In the years that followed, sometimes my husband and I felt barely alive–shuttling kids to and fro, battling over homework, keeping people fed and clothed, doing the job, tumbling in and out of bed. The kids, though, they lived. They railed against injustices. They laughed until they cried. They wrestled each other until the pattern of the playroom carpet was imprinted on their scraped knees. They kept secrets and made confessions. They were surprised and amazed, and surprising and amazing.
Our younger son in particular was a force of nature. Granddad would get worn out and ask, “Where’s the off switch?” There would be tickling, peeking under a tiny striped shirt. “Is it here? It’s gotta be here somewhere! Is this the off switch?”
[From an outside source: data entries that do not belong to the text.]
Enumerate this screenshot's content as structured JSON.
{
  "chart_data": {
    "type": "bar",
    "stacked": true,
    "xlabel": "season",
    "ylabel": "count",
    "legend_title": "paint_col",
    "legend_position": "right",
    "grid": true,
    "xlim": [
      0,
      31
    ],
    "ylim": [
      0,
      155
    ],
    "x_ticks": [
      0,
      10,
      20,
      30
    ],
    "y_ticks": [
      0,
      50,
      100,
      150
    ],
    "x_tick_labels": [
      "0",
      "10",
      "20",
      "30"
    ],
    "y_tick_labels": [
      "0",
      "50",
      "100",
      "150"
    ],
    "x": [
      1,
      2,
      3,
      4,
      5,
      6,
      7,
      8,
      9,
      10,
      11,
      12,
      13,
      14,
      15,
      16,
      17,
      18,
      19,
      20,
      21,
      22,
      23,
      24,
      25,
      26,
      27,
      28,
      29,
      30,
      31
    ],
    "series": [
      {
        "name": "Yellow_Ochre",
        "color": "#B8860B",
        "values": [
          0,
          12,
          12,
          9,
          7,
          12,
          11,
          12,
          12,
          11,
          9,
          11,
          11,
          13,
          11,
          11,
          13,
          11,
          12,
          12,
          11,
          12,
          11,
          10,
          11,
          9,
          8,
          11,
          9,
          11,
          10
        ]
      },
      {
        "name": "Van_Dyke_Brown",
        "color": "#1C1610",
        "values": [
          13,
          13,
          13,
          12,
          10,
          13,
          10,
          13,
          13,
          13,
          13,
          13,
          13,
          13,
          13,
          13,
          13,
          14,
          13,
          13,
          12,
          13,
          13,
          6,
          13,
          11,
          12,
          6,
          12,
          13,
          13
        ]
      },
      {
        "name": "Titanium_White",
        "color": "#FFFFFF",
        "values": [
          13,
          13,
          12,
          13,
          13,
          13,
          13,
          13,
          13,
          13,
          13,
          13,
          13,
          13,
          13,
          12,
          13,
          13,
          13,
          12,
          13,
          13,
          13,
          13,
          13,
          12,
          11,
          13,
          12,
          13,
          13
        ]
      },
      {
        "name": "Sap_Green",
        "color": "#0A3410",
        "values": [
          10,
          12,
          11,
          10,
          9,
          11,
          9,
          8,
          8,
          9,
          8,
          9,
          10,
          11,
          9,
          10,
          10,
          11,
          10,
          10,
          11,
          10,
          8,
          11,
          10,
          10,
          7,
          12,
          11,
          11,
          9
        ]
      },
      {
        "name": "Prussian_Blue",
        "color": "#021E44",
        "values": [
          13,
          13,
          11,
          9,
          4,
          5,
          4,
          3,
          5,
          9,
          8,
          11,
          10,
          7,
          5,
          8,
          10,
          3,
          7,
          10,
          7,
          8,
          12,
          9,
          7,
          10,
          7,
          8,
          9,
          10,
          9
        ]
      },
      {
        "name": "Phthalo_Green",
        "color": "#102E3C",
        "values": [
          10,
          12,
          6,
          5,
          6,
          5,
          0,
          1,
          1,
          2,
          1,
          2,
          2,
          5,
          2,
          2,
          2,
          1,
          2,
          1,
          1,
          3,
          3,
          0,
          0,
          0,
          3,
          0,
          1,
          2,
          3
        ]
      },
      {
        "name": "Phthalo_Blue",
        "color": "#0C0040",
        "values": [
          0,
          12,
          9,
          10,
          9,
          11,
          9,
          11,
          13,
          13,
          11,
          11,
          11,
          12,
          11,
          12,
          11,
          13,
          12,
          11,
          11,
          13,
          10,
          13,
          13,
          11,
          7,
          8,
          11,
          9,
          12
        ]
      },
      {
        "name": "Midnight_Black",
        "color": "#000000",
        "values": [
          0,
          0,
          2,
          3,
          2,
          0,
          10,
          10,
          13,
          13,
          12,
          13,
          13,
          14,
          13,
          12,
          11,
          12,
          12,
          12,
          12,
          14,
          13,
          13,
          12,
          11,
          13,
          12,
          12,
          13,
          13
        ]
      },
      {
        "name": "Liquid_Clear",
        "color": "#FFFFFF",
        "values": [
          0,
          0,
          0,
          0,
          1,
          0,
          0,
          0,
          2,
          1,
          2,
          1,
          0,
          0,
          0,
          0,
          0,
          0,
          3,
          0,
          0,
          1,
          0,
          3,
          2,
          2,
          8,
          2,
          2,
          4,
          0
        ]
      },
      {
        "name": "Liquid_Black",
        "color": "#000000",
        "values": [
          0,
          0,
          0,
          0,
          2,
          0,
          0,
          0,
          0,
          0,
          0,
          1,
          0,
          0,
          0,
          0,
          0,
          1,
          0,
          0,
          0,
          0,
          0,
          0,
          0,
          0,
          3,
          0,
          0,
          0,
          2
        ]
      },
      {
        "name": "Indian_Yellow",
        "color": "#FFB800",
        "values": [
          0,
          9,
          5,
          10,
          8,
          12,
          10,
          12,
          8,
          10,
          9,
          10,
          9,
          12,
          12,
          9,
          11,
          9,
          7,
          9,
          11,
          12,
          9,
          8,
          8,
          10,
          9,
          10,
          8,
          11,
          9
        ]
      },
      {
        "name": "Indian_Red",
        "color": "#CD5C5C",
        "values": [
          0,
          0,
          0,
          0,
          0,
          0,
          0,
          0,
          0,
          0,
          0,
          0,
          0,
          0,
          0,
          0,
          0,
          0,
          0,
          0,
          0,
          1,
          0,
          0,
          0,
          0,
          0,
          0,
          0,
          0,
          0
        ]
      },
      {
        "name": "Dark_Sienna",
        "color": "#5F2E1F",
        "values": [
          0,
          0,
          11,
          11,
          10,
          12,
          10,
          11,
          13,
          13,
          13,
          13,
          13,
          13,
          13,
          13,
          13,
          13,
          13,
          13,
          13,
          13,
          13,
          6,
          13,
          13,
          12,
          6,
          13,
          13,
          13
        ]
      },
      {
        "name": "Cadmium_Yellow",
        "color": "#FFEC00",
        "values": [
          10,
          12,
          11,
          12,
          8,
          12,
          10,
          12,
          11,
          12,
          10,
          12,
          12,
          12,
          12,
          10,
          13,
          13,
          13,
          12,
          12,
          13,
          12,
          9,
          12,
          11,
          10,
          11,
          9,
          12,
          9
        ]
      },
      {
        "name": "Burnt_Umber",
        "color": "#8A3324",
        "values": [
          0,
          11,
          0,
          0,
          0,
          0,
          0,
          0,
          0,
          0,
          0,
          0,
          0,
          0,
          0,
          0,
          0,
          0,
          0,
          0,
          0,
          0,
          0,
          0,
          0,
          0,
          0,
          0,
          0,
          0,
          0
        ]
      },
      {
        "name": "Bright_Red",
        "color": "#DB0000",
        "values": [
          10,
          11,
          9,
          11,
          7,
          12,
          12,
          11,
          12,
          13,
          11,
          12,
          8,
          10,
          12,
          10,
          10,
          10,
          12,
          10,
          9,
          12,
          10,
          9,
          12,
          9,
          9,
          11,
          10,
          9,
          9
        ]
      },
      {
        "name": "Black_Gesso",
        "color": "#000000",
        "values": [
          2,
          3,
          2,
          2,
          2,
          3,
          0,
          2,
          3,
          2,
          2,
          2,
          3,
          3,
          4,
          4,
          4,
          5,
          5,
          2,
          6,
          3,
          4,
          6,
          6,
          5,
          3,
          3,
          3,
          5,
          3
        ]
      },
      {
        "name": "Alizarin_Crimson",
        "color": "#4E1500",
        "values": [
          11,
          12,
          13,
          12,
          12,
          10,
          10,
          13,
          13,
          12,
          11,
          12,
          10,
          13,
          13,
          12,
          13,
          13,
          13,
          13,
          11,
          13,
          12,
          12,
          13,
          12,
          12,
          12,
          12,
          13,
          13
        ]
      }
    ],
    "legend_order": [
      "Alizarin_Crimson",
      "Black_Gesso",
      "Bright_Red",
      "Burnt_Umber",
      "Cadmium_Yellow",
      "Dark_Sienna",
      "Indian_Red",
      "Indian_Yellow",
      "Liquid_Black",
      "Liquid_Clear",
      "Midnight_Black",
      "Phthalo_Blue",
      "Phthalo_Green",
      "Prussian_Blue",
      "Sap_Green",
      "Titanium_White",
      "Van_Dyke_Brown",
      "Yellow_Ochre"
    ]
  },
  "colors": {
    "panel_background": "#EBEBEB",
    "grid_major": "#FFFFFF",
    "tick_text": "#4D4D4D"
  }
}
That whirlwind of a little boy has become the kind of 14-year-old you look at and think, “Who does he think he is walking around like that with those dimples and those pecs?” He’s strong and fit, but we have good insurance, and doctors hate being sued, so we are at the cardiologist. He is getting his blood pressure taken again, “just to see.” He is having an EKG, “just to see.” He is having a sonogram, “just to see.”
We are in a dark room, and there on the screen–in shocking color this time–I see his beating heart. The blood is whooshing in and out. The valves are opening and closing—they look like tiny flags waving, little tissues fluttering in the breeze. Looking at this powerful force of a boy, it’s hard to believe that’s all there is to it.
A few days earlier, we had made our annual visit to my grandmother in a nursing home. This year she recognized me, but gave a little wave indicating she couldn’t be bothered to place my husband. After catching up on family gossip in the community room (at least some of which was true), we wheeled her to her semi-private room. Her roommate was in bed, hospital-gowned and slack-jawed, a veil of a woman. We brought my grandmother some ice water and said our goodbyes, deflecting her too-casual suggestions that we take her to lunch, or downstairs, or to the elevator, as kindly as we could, but without really finding the off switch.
After the sonogram, the doctor is saying my boy’s heart is perfect. I silently nod and agree. He’s the best hugger (both full frontal and stealth hand squeeze) our family has to offer this world and the first to notice someone in need of that skill set. He competes with everything he has, but will not crush his opponent. He is tender and strong in the way the best boys his age can be—the way you wish the best men would be.
I know that’s not what the doctor means. He means the organ is pumping as it should. But I don’t want to think about a tiny flapping tissue inside this boy, or my grandmother’s roommate, or me. That can’t be all there is to it. It can’t be.